The bone marrow from this child could then be used to help save the life of the child, perhaps even without the necessity of carrying the child to full term. This again raises the question of what moral status a fetus should have, if any at all. Because human embryo research is just in its infancy, there has been a rush to decide what guidelines are going to be instituted for governing cloning experiments. To assist the National Institutes of Health (NIH) in determining which cloning experiments to fund, a medical panel was set up to form a preliminary set of guidelines. Steven Muller, the head of the panel, set out with the help of several prominent biologists including, Brigid Hogan and embryology specialist Mark Hughes, to put together a set of guidelines that would satisfy the concerns of both the scientific and religious communities. The religious community vigorously opposes all human cloning procedures.
The scientific community sympathizes with the religious communities concerns, but does not want to lose the enormous amount of information that may be gained by human embryo cloning. Muller's panel announced a set of guidelines that they hope would be acceptable to both communities. They recommended research be permitted on preexisting embryos. These embryos would be allowed to develop up to and including the fourteenth day. Researchers would also be allowed to produce new embryos only for what the NIH considers "compelling research".
Researchers would also be permitted to remove some of the embryonic cells from embryos that are destined for in vitro fertilization at a later time. The panel did not come to a decision in several other areas of research funding. Research on fetal oocytes and research on embryos whose donator is unavailable to give consent were left undecided. The panel suggested that research might be permitted after the fourteenth day of development depending on the circumstances, but definitely not after the eighteenth day, when neural tube closure begins.
The neural tube is the beginning of the nervous system, including the brain, in adult humans. The experiments that the panel recommended be banned include impregnating human embryos in other animal species, impregnating cloned embryos into humans, the use of embryos for sex selection, or the transfer of one nucleus from one embryo to another. These are but a few of the procedures that the panel felt were inappropriate for federal funding. The above limitations only apply to federally funded experiments. Currently there are no laws directly prohibiting any of the above procedures in private research settings (Clinton has stopped funding for federal experiments).

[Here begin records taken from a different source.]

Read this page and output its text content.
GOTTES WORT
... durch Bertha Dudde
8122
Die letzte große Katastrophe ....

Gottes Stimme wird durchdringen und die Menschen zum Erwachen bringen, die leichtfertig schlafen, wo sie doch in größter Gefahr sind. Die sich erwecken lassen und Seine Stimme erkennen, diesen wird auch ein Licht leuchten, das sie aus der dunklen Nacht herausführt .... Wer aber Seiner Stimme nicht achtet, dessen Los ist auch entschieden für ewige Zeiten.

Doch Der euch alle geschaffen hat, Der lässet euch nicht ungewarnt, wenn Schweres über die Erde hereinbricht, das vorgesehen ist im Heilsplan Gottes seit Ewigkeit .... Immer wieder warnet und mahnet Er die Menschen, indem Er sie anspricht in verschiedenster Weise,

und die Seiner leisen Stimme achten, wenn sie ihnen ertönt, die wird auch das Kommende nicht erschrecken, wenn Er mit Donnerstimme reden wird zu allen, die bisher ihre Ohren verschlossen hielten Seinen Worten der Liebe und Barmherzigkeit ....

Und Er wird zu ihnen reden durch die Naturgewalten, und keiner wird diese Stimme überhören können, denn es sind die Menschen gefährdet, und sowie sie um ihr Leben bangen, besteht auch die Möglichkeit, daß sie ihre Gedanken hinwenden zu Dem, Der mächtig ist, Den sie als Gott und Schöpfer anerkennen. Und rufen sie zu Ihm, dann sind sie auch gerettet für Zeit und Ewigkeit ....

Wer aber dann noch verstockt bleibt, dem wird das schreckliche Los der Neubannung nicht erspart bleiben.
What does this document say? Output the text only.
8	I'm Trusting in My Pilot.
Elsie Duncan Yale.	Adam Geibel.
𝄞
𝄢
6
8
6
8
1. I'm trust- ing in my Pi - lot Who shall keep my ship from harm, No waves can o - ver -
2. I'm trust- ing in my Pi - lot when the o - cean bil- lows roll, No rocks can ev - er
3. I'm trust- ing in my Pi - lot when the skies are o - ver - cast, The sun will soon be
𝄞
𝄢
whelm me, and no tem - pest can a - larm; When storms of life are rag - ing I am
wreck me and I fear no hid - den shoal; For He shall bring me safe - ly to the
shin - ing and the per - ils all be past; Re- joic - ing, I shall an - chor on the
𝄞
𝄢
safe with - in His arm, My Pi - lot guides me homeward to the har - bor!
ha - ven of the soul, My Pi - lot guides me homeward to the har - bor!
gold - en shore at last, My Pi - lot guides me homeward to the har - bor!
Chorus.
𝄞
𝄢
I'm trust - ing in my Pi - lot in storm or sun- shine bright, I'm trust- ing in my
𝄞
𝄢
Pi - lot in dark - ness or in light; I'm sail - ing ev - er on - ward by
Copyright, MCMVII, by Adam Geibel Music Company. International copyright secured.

It should also be stated that all of the above procedures have or can be carried out with current technology. In conclusion, cloning humans would have many major benefits, yet like all great things, there are side effects. The moral issues sometimes outweigh the obvious facts. The only thing left to do is wait and see if human cloning will arise in the next few years. It is a definite observation that there will be attempts; however, may they be successful or not, the cloning of humans could lead to a world of immortality.